Accepted for/Published in: JMIR mHealth and uHealth
Date Submitted: Nov 21, 2025
Open Peer Review Period: Nov 24, 2025 - Jan 19, 2026
Date Accepted: Jun 18, 2026
(closed for review but you can still tweet)
Week-Ahead Prediction of High-Risk Drinking Episodes Among Young Adults Using Wearable Biosignals and Psychological Vulnerabilities: Prospective Observational Machine Learning Study
ABSTRACT
Background:
Although recent advances in machine learning have accelerated the development of algorithms capable of predicting mental health symptoms and maladaptive behaviors, research aiming to forecast the emergence of addiction-related problems in real-life contexts remains limited.
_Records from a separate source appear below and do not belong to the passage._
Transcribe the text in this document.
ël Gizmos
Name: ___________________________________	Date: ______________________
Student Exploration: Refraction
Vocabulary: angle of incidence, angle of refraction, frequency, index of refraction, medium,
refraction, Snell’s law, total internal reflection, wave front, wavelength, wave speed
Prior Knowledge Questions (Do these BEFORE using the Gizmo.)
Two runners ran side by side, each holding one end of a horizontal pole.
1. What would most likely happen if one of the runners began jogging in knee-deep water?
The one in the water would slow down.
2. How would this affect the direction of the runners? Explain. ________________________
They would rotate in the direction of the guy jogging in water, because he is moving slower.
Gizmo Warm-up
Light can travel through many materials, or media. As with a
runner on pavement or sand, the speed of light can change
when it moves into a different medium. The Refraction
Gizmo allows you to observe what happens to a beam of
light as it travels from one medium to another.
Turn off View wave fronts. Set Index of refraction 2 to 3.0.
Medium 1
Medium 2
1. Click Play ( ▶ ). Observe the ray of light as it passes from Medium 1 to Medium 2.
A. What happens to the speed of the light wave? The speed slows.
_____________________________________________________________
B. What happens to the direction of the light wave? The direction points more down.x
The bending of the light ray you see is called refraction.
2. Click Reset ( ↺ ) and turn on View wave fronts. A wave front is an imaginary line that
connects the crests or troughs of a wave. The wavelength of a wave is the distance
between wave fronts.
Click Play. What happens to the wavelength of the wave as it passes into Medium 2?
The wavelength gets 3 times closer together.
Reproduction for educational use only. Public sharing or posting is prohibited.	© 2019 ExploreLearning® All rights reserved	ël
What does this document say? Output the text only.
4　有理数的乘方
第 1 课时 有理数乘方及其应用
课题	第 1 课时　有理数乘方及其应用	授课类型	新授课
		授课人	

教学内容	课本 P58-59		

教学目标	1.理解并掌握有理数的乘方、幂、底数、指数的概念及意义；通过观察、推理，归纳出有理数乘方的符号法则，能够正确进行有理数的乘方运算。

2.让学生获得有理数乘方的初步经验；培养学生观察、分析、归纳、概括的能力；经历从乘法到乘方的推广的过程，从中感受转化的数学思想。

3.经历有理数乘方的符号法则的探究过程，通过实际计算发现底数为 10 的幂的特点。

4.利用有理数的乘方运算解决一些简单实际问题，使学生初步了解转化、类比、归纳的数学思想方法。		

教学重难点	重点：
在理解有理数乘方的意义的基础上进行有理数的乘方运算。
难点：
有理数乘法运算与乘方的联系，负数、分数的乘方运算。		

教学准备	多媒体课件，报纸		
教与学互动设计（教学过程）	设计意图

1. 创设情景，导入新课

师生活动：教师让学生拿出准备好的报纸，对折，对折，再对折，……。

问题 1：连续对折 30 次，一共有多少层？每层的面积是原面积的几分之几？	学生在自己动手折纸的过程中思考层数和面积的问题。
Notably, despite longstanding evidence that emotional and temperamental vulnerabilities are core predictors of alcohol-related problems, few studies have incorporated these factors into evidence-based machine learning or AI models.
Objective:
This study evaluated the extent to which machine learning (ML) models can accurately predict weekly drinking episodes among high-risk drinkers by integrating real-time health data collected from wearable devices with self-reported emotional and temperamental vulnerability indicators across a 4-week follow-up period.
Methods:
Using a prospective observational design, we collected weekly self-report surveys (five time points) and wearable-derived data (Fitbit; heart rate, physical activity, sleep) from adults in their twenties over four weeks. All variables were aggregated at the weekly level. Positive labels were defined according to the AUDIT-K hazardous-use cutoffs (≥20 for men, ≥10 for women). XGBoost and Random Forest models were trained, and performance was evaluated using K-fold cross-validation, yielding Accuracy, Precision, Recall, F1-score, and ROC AUC for comparison among self-report-only, wearable-only, and integrated models.
Results:
For week-ahead prediction of drinking episodes, the integrated model showed superior performance. XGBoost achieved an Accuracy of 0.887, Recall of 0.824, and ROC AUC of 0.906, while Random Forest achieved an Accuracy of 0.903, Recall of 0.824, and ROC AUC of 0.937—outperforming both self-report-only and wearable-only models.
Conclusions:
The combination of self-report and wearable biosignal data demonstrated strong utility for predicting weekly high-risk drinking episodes. These findings suggest that digital mental-health indicators can serve as personalized early-warning signals and intervention triggers in clinical and public-health settings. To support real-world deployment, future work should include threshold optimization, external validation, and time-series split validation to assess model generalizability.